Christopher is undoubtedly an author to watch, but with ‘Empire State’ I felt he’d tried to be too clever. There is so much crammed into the novel’s 400 pages, it’s hard to gain a sense of what the novel is really about. Whilst this is in no way a bad read, had I at some point lost my copy, I could happily have gone through life never knowing how the book finished.
It is almost impossible to review ‘Empire State’ without letting a few things slip, so if you don’t want to know anything about the story and structure of the book, then look away now…
The settings for the novel are great. New York proper is barely in the book but it is well-drawn nonetheless. Taking centre stage is the Big Apple’s sinister alter-ego, ‘Empire State’. A city that coexists with the real New York, Empire State is a police state, overseen by the shadowy ‘Chairman’, who resides on the 101st floor of the Empire State Building.

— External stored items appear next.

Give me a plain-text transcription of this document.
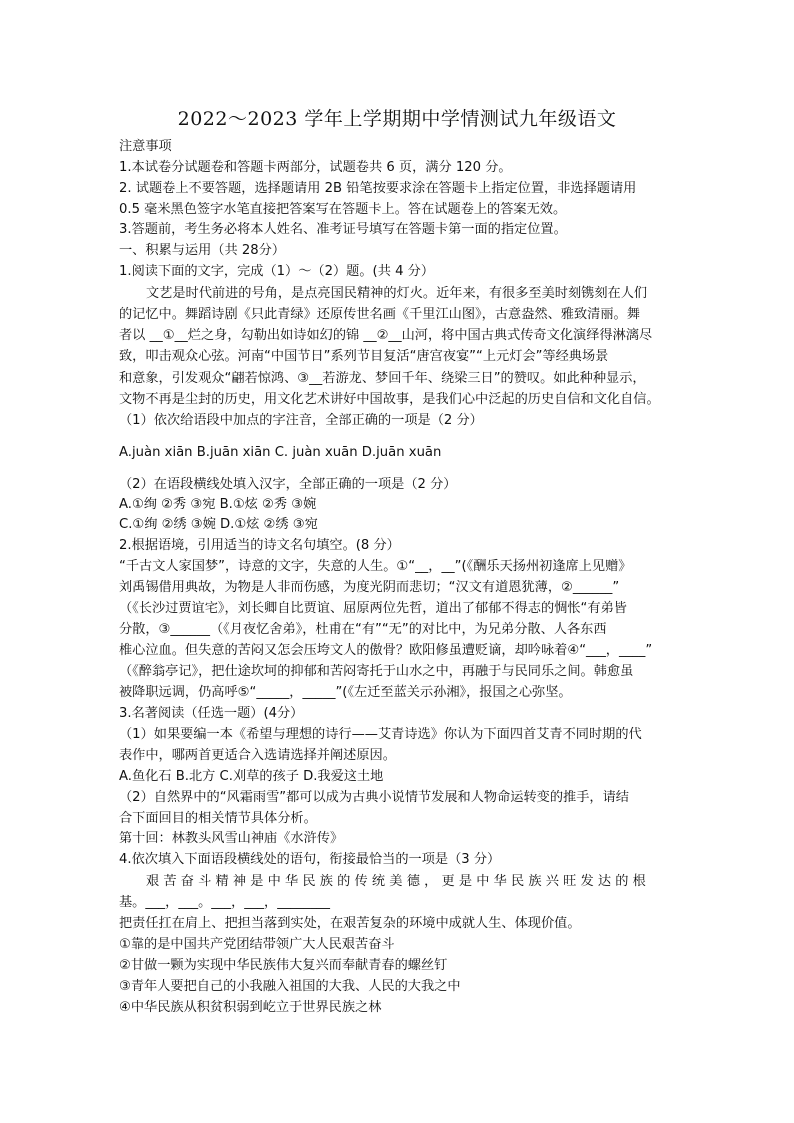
2022～2023 学年上学期期中学情测试九年级语文
注意事项
1.本试卷分试题卷和答题卡两部分，试题卷共 6 页，满分 120 分。
2. 试题卷上不要答题，选择题请用 2B 铅笔按要求涂在答题卡上指定位置，非选择题请用
0.5 毫米黑色签字水笔直接把答案写在答题卡上。答在试题卷上的答案无效。
3.答题前，考生务必将本人姓名、准考证号填写在答题卡第一面的指定位置。
一、积累与运用（共 28分）
1.阅读下面的文字，完成（1）～（2）题。(共 4 分）
文艺是时代前进的号角，是点亮国民精神的灯火。近年来，有很多至美时刻镌刻在人们
的记忆中。舞蹈诗剧《只此青绿》还原传世名画《千里江山图》，古意盎然、雅致清丽。舞
者以 __①__烂之身，勾勒出如诗如幻的锦 __②__山河，将中国古典式传奇文化演绎得淋漓尽
致，叩击观众心弦。河南“中国节日”系列节目复活“唐宫夜宴”“上元灯会”等经典场景
和意象，引发观众“翩若惊鸿、③__若游龙、梦回千年、绕梁三日”的赞叹。如此种种显示，
文物不再是尘封的历史，用文化艺术讲好中国故事，是我们心中泛起的历史自信和文化自信。
（1）依次给语段中加点的字注音，全部正确的一项是（2 分）
A.juàn xiān B.juān xiān C. juàn xuān D.juān xuān
（2）在语段横线处填入汉字，全部正确的一项是（2 分）
A.①绚 ②秀 ③宛 B.①炫 ②秀 ③婉
C.①绚 ②绣 ③婉 D.①炫 ②绣 ③宛
2.根据语境，引用适当的诗文名句填空。(8 分）
“千古文人家国梦”，诗意的文字，失意的人生。①“__，__”(《酬乐天扬州初逢席上见赠》
刘禹锡借用典故，为物是人非而伤感，为度光阴而悲切；“汉文有道恩犹薄，②______”
（《长沙过贾谊宅》，刘长卿自比贾谊、屈原两位先哲，道出了郁郁不得志的惆怅“有弟皆
分散，③______（《月夜忆舍弟》，杜甫在“有”“无”的对比中，为兄弟分散、人各东西
椎心泣血。但失意的苦闷又怎会压垮文人的傲骨？欧阳修虽遭贬谪，却吟咏着④“___，____”
（《醉翁亭记》，把仕途坎坷的抑郁和苦闷寄托于山水之中，再融于与民同乐之间。韩愈虽
被降职远调，仍高呼⑤“_____，_____”(《左迁至蓝关示孙湘》，报国之心弥坚。
3.名著阅读（任选一题）(4分）
（1）如果要编一本《希望与理想的诗行——艾青诗选》你认为下面四首艾青不同时期的代
表作中，哪两首更适合入选请选择并阐述原因。
A.鱼化石 B.北方 C.刈草的孩子 D.我爱这土地
（2）自然界中的“风霜雨雪”都可以成为古典小说情节发展和人物命运转变的推手，请结
合下面回目的相关情节具体分析。
第十回：林教头风雪山神庙《水浒传》
4.依次填入下面语段横线处的语句，衔接最恰当的一项是（3 分）
艰 苦 奋 斗 精 神 是 中 华 民 族 的 传 统 美 德 ， 更 是 中 华 民 族 兴 旺 发 达 的 根
基。___，___。___，___，________
把责任扛在肩上、把担当落到实处，在艰苦复杂的环境中成就人生、体现价值。
①靠的是中国共产党团结带领广大人民艰苦奋斗
②甘做一颗为实现中华民族伟大复兴而奉献青春的螺丝钉
③青年人要把自己的小我融入祖国的大我、人民的大我之中
④中华民族从积贫积弱到屹立于世界民族之林
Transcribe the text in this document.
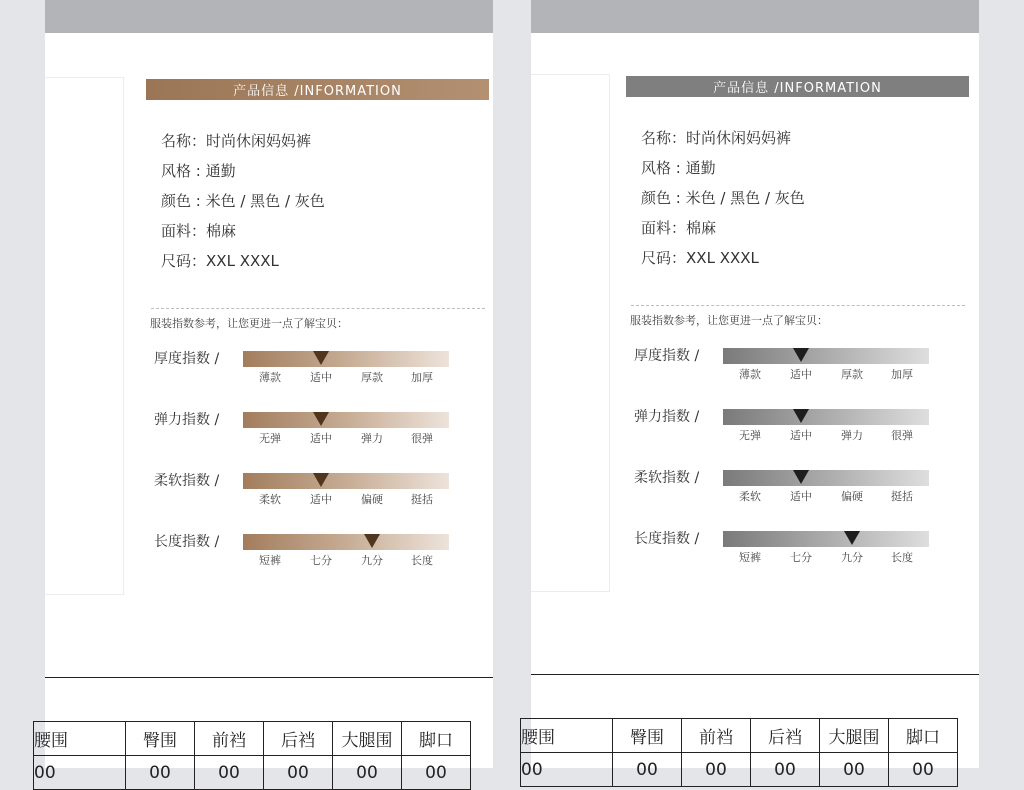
产品信息 /INFORMATION
名称：时尚休闲妈妈裤
风格 : 通勤
颜色 : 米色 / 黑色 / 灰色
面料：棉麻
尺码：XXL XXXL
服装指数参考，让您更进一点了解宝贝：
厚度指数 /
薄款	适中	厚款	加厚
弹力指数 /
无弹	适中	弹力	很弹
柔软指数 /
柔软	适中	偏硬	挺括
长度指数 /
短裤	七分	九分	长度
腰围	臀围	前裆	后裆	大腿围	脚口
00	00	00	00	00	00
产品信息 /INFORMATION
名称：时尚休闲妈妈裤
风格 : 通勤
颜色 : 米色 / 黑色 / 灰色
面料：棉麻
尺码：XXL XXXL
服装指数参考，让您更进一点了解宝贝：
厚度指数 /
薄款	适中	厚款	加厚
弹力指数 /
无弹	适中	弹力	很弹
柔软指数 /
柔软	适中	偏硬	挺括
长度指数 /
短裤	七分	九分	长度
腰围	臀围	前裆	后裆	大腿围	脚口
00	00	00	00	00	00
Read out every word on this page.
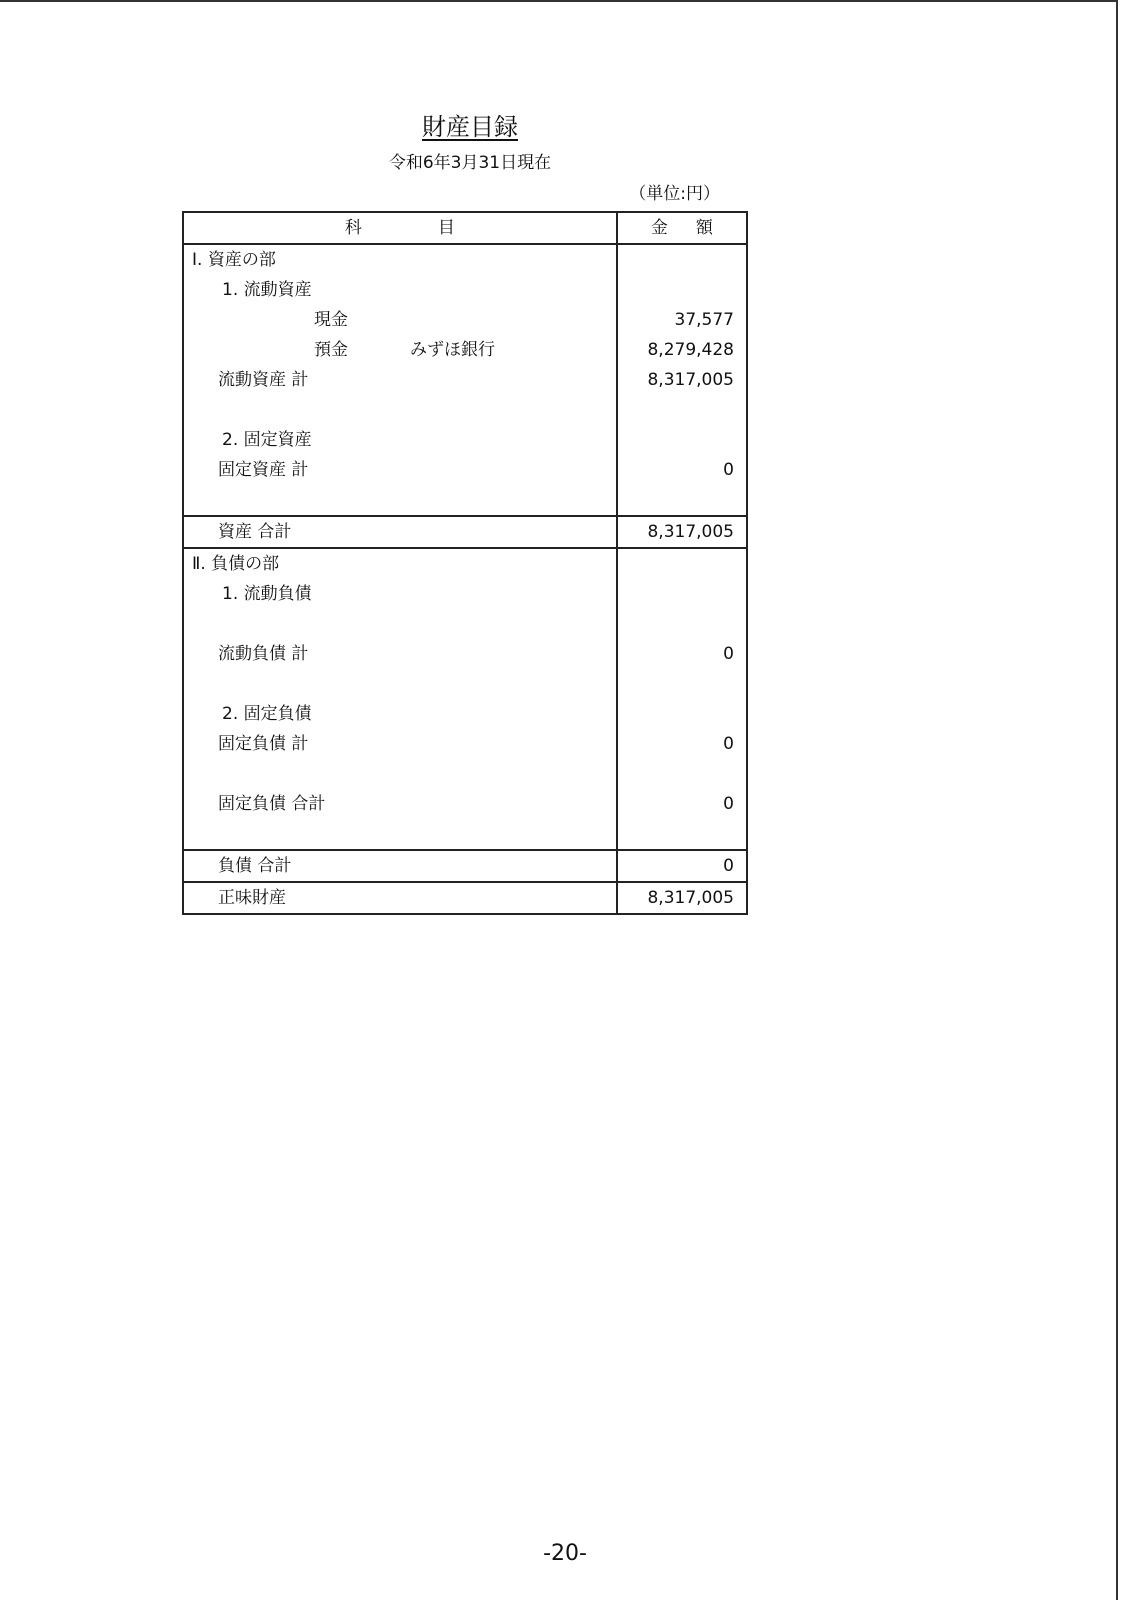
財産目録
令和6年3月31日現在
（単位:円）
科 目	金 額
Ⅰ. 資産の部	
1. 流動資産	
現金	37,577
預金 みずほ銀行	8,279,428
流動資産 計	8,317,005

2. 固定資産	
固定資産 計	0

資産 合計	8,317,005
Ⅱ. 負債の部	
1. 流動負債	

流動負債 計	0

2. 固定負債	
固定負債 計	0

固定負債 合計	0

負債 合計	0
正味財産	8,317,005
-20-
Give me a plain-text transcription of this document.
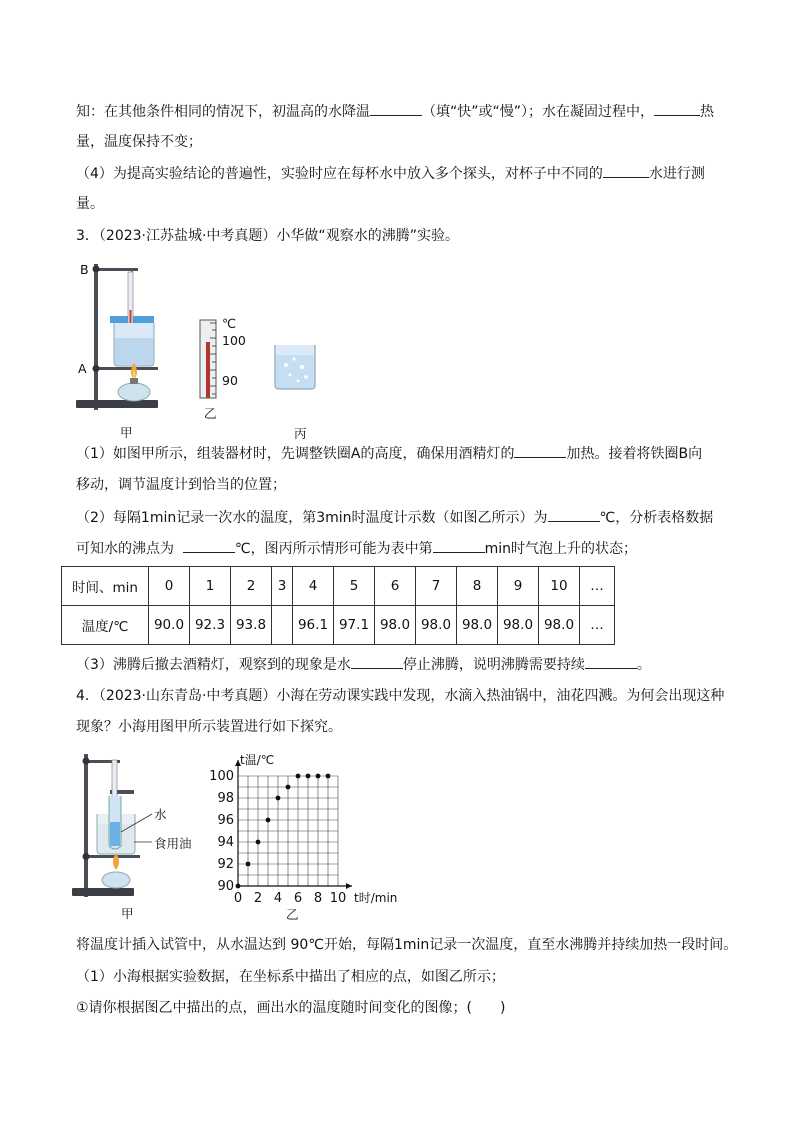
知：在其他条件相同的情况下，初温高的水降温	（填“快”或“慢”）；水在凝固过程中，	热
量，温度保持不变；
（4）为提高实验结论的普遍性，实验时应在每杯水中放入多个探头，对杯子中不同的	水进行测
量。
3．（2023·江苏盐城·中考真题）小华做“观察水的沸腾”实验。
B
A
甲
℃
100
90
乙
丙
（1）如图甲所示，组装器材时，先调整铁圈A的高度，确保用酒精灯的	加热。接着将铁圈B向
移动，调节温度计到恰当的位置；
（2）每隔1min记录一次水的温度，第3min时温度计示数（如图乙所示）为	℃，分析表格数据
可知水的沸点为	℃，图丙所示情形可能为表中第	min时气泡上升的状态；
时间、min	0	1	2	3	4	5	6	7	8	9	10	…
温度/℃	90.0	92.3	93.8		96.1	97.1	98.0	98.0	98.0	98.0	98.0	…
（3）沸腾后撤去酒精灯，观察到的现象是水	停止沸腾，说明沸腾需要持续	。
4．（2023·山东青岛·中考真题）小海在劳动课实践中发现，水滴入热油锅中，油花四溅。为何会出现这种
现象？小海用图甲所示装置进行如下探究。
水
食用油
甲
0 2 4 6 8 10
90
92
94
96
98
100
t时/min
t温/℃
乙
将温度计插入试管中，从水温达到 90℃开始，每隔1min记录一次温度，直至水沸腾并持续加热一段时间。
（1）小海根据实验数据，在坐标系中描出了相应的点，如图乙所示；
①请你根据图乙中描出的点，画出水的温度随时间变化的图像；(　　)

The novel’s protagonist, Rad Bradley, is a gumshoe, cast from the same mould as Philip Marlowe. He is hired to investigate the disappearance of a woman. Very soon a body turns up, but there are inconsistencies. Rad must work out what is going on; if he doesn’t, the consequences for the Empire State will be traumatic.
The book has two main problems. Firstly is the sheer number of existing works that Christopher borrows from. His overlapping cities are very reminiscent of China Miellivile’s ‘The City and The City’, as is the peculiar sense of detachment in the first half of the novel. The wisecracking PI is obviously straight from Chandler. If the Empire State is Gotham, then its superheroes are Batman (well one of them is anyway) and one of the villains will be all too recognisable to fans of the Bat. These are big boots to fill. All three represent masterworks of the genre, and Christopher just can’t compete. It’s a shame; inviting comparison to such works show inadequacies in the novel that would have gone unnoticed had the author not attempted to be so ambitious. When you add in alternate realities, doppelgängers, robots and airships, there are just too many balls to keep in the air.
For me though, where the novel really fails is with its characters. They are to a man, flat and uninteresting. My detachment from the novel was, in part, caused by my inability to empathise with any its players. I found it hard to care whether their world survived or not. So bland are the ensemble cast, I struggled to remember who was who, making it even more difficult to work out was going on. This problem was compounded by the fact that most of the characters in the book had similar but not identical doppelgängers, one for each world. Separating the characters in my mind, was like trying to arrange differing shades of beige without a colour key.
But these rather damning indictments paint too bleak a picture of what is great concept urban sci-fi. The execution may be clumsy, but at the heart of ‘Empire State’ is an intriguing story about trust, identity and state control. Despite being over-ambitious, Christopher should be applauded for the depth of his vision. I’m sorry I didn’t enjoy it more, but having said that I am still excited about Christopher’s next novel ‘Seven Wonders’.